Both these instances reflect personal law reforms in the country; something which keeps coming back to the courts. With the current petition before the SC, the question has been thrown open again. How do we reform the personal law through the judicial route, given that personal law is still not amenable to a Fundamental Right challenge? The splits in the triple talaq judgment point to judicial interpretation. Justices Khehar and Nazeer had used discretionary powers under Article 142 to order an interim injunction, understanding the need for justice beyond writ measures. Justice Kurian on the other hand, interpreted the precepts of the Koran to hold triple talaq as arbitrary against the tenets of Islam, by stating that “what was bad in theology must necessarily be bad in law.”

In the past few decisions, Article 142 had been used to hold an irretrievable breakdown of marriage to afford parties the option to divorce even though the one-year limitation stood under the Hindu Marriage Act 1955. Regardless, using Article 142 was more political than legal, simply because the remedy was given even though the law stood otherwise. However, reforms must come from the law, not from the remedy. On the other hand, interpreting the precepts of religious practice has been mired in political controversy. The five-judge Bench verdict in Shah Bano case was criticised for reading into the religious texts. It was argued that the courts were no authority to interpret religious text, as much as they were no authority on the 'Laws of Motion'. Wary to such outcry, the US Supreme Court in Wisconsin v. Yoder was led to uphold Amish testimonies of their religious practice in a case challenging State policy for compulsory education of children as being opposed to their religious freedom under the First Amendment. The scope for judicial enquiry is, therefore, limited to fact-finding of what the community claims to be bound by. The courts must take the personal law as lex lata (as it is), rather than lex ferenda (as it should be). Yet these approaches do not address the real quandary — are personal laws immune from the rule of law?

In some ways, the answer is a yes. The line of precedents reaffirms time and again that one cannot use a writ to challenge personal law. In fact, the 1951 Bombay HC decision is, perhaps, the most authoritative text even for the SC. It stands resolute. Either it is reaffirmed, or carefully evaded (like in the triple talaq case); but the SC is yet to take up the judgment for re-discussion. This is the most puzzling aspect of our Constitution.
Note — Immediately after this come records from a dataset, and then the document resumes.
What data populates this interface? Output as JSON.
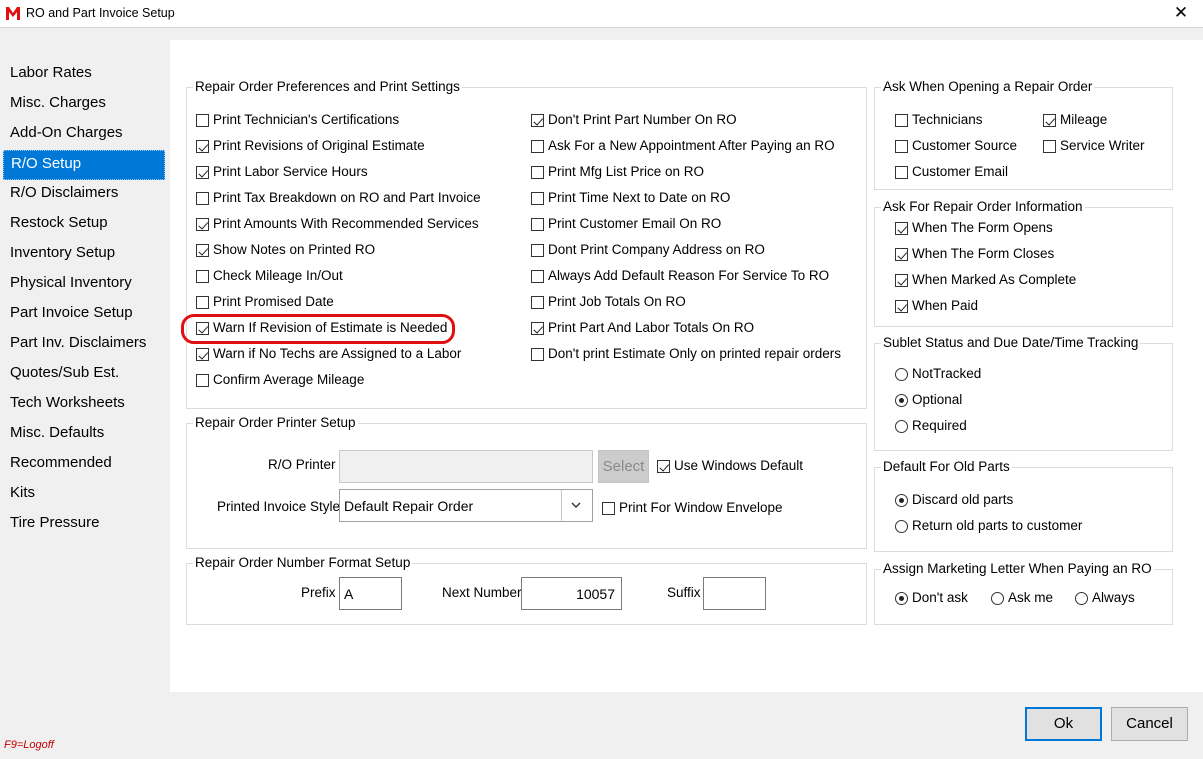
{
  "window": {
    "title": "RO and Part Invoice Setup",
    "close_glyph": "✕",
    "logo_icon": "m-logo-icon",
    "logo_color": "#e01010"
  },
  "sidebar": {
    "items": [
      {
        "label": "Labor Rates",
        "selected": false
      },
      {
        "label": "Misc. Charges",
        "selected": false
      },
      {
        "label": "Add-On Charges",
        "selected": false
      },
      {
        "label": "R/O Setup",
        "selected": true
      },
      {
        "label": "R/O Disclaimers",
        "selected": false
      },
      {
        "label": "Restock Setup",
        "selected": false
      },
      {
        "label": "Inventory Setup",
        "selected": false
      },
      {
        "label": "Physical Inventory",
        "selected": false
      },
      {
        "label": "Part Invoice Setup",
        "selected": false
      },
      {
        "label": "Part Inv. Disclaimers",
        "selected": false
      },
      {
        "label": "Quotes/Sub Est.",
        "selected": false
      },
      {
        "label": "Tech Worksheets",
        "selected": false
      },
      {
        "label": "Misc. Defaults",
        "selected": false
      },
      {
        "label": "Recommended",
        "selected": false
      },
      {
        "label": "Kits",
        "selected": false
      },
      {
        "label": "Tire Pressure",
        "selected": false
      }
    ]
  },
  "prefs": {
    "title": "Repair Order Preferences and Print Settings",
    "left": [
      {
        "label": "Print Technician's Certifications",
        "checked": false
      },
      {
        "label": "Print Revisions of Original Estimate",
        "checked": true
      },
      {
        "label": "Print Labor Service Hours",
        "checked": true
      },
      {
        "label": "Print Tax Breakdown on RO and Part Invoice",
        "checked": false
      },
      {
        "label": "Print Amounts With Recommended Services",
        "checked": true
      },
      {
        "label": "Show Notes on Printed RO",
        "checked": true
      },
      {
        "label": "Check Mileage In/Out",
        "checked": false
      },
      {
        "label": "Print Promised Date",
        "checked": false
      },
      {
        "label": "Warn If Revision of Estimate is Needed",
        "checked": true
      },
      {
        "label": "Warn if No Techs are Assigned to a Labor",
        "checked": true
      },
      {
        "label": "Confirm Average Mileage",
        "checked": false
      }
    ],
    "right": [
      {
        "label": "Don't Print Part Number On RO",
        "checked": true
      },
      {
        "label": "Ask For a New Appointment After Paying an RO",
        "checked": false
      },
      {
        "label": "Print Mfg List Price on RO",
        "checked": false
      },
      {
        "label": "Print Time Next to Date on RO",
        "checked": false
      },
      {
        "label": "Print Customer Email On RO",
        "checked": false
      },
      {
        "label": "Dont Print Company Address on RO",
        "checked": false
      },
      {
        "label": "Always Add Default Reason For Service To RO",
        "checked": false
      },
      {
        "label": "Print Job Totals On RO",
        "checked": false
      },
      {
        "label": "Print Part And Labor Totals On RO",
        "checked": true
      },
      {
        "label": "Don't print Estimate Only on printed repair orders",
        "checked": false
      }
    ]
  },
  "printer": {
    "title": "Repair Order Printer Setup",
    "ro_printer_label": "R/O Printer",
    "ro_printer_value": "",
    "select_label": "Select",
    "use_windows_default": {
      "label": "Use Windows Default",
      "checked": true
    },
    "invoice_style_label": "Printed Invoice Style",
    "invoice_style_value": "Default Repair Order",
    "window_envelope": {
      "label": "Print For Window Envelope",
      "checked": false
    }
  },
  "number_format": {
    "title": "Repair Order Number Format Setup",
    "prefix_label": "Prefix",
    "prefix_value": "A",
    "next_label": "Next Number",
    "next_value": "10057",
    "suffix_label": "Suffix",
    "suffix_value": ""
  },
  "ask_opening": {
    "title": "Ask When Opening a Repair Order",
    "items": [
      {
        "label": "Technicians",
        "checked": false
      },
      {
        "label": "Mileage",
        "checked": true
      },
      {
        "label": "Customer Source",
        "checked": false
      },
      {
        "label": "Service Writer",
        "checked": false
      },
      {
        "label": "Customer Email",
        "checked": false
      }
    ]
  },
  "ask_info": {
    "title": "Ask For Repair Order Information",
    "items": [
      {
        "label": "When The Form Opens",
        "checked": true
      },
      {
        "label": "When The Form Closes",
        "checked": true
      },
      {
        "label": "When Marked As Complete",
        "checked": true
      },
      {
        "label": "When Paid",
        "checked": true
      }
    ]
  },
  "sublet": {
    "title": "Sublet Status and Due Date/Time Tracking",
    "options": [
      {
        "label": "NotTracked",
        "selected": false
      },
      {
        "label": "Optional",
        "selected": true
      },
      {
        "label": "Required",
        "selected": false
      }
    ]
  },
  "old_parts": {
    "title": "Default For Old Parts",
    "options": [
      {
        "label": "Discard old parts",
        "selected": true
      },
      {
        "label": "Return old parts to customer",
        "selected": false
      }
    ]
  },
  "marketing": {
    "title": "Assign Marketing Letter When Paying an RO",
    "options": [
      {
        "label": "Don't ask",
        "selected": true
      },
      {
        "label": "Ask me",
        "selected": false
      },
      {
        "label": "Always",
        "selected": false
      }
    ]
  },
  "footer": {
    "ok_label": "Ok",
    "cancel_label": "Cancel",
    "hotkey_text": "F9=Logoff"
  },
  "highlight_color": "#e01010",
  "accent_color": "#0078d7"
}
Although personal law has the ability to effect civil rights under the Constitutional framework, it is absolutely immune from it. This is akin to allowing a two-way movement on a one-way street. 

If personal law has the ability to effect civil rights, then it should be amenable under the rule of law; or like the western democracies, personal law should not have the ability to effect civil rights if it wants to avoid engagements with the law. The Indian model is irksome. We believe in the 'salad-bowl theory' and not the 'melting-pot theory'. Yet, our salad (personal law) can choose to squander off the bowl (rule of law). It is not the case that we must lose the sui generis character of our personal law under a common civil code, but that we must create parity and equability within each personal law. Someone who doesn't want their civil rights to be governed by personal law has the option to adopt a secular legislative route; but for those who want to, the courts should step up to create just outcomes. 

Narasu Appa Mali is a bad precedent. Not because it places personal law equal to the fundamental rights, but because it curtails the rule of law in a society where the Constitution is paramount. If the basic structure of our Constitution is the rule of law (as per Kesavananda Bharati v. State of Kerala), then Narasu Appa Mali should have been jettisoned. Religion must have complete freedom in matters of conscience (Articles 25 and 26), but it cannot be allowed to play truant with the civil rights of people within the same faith.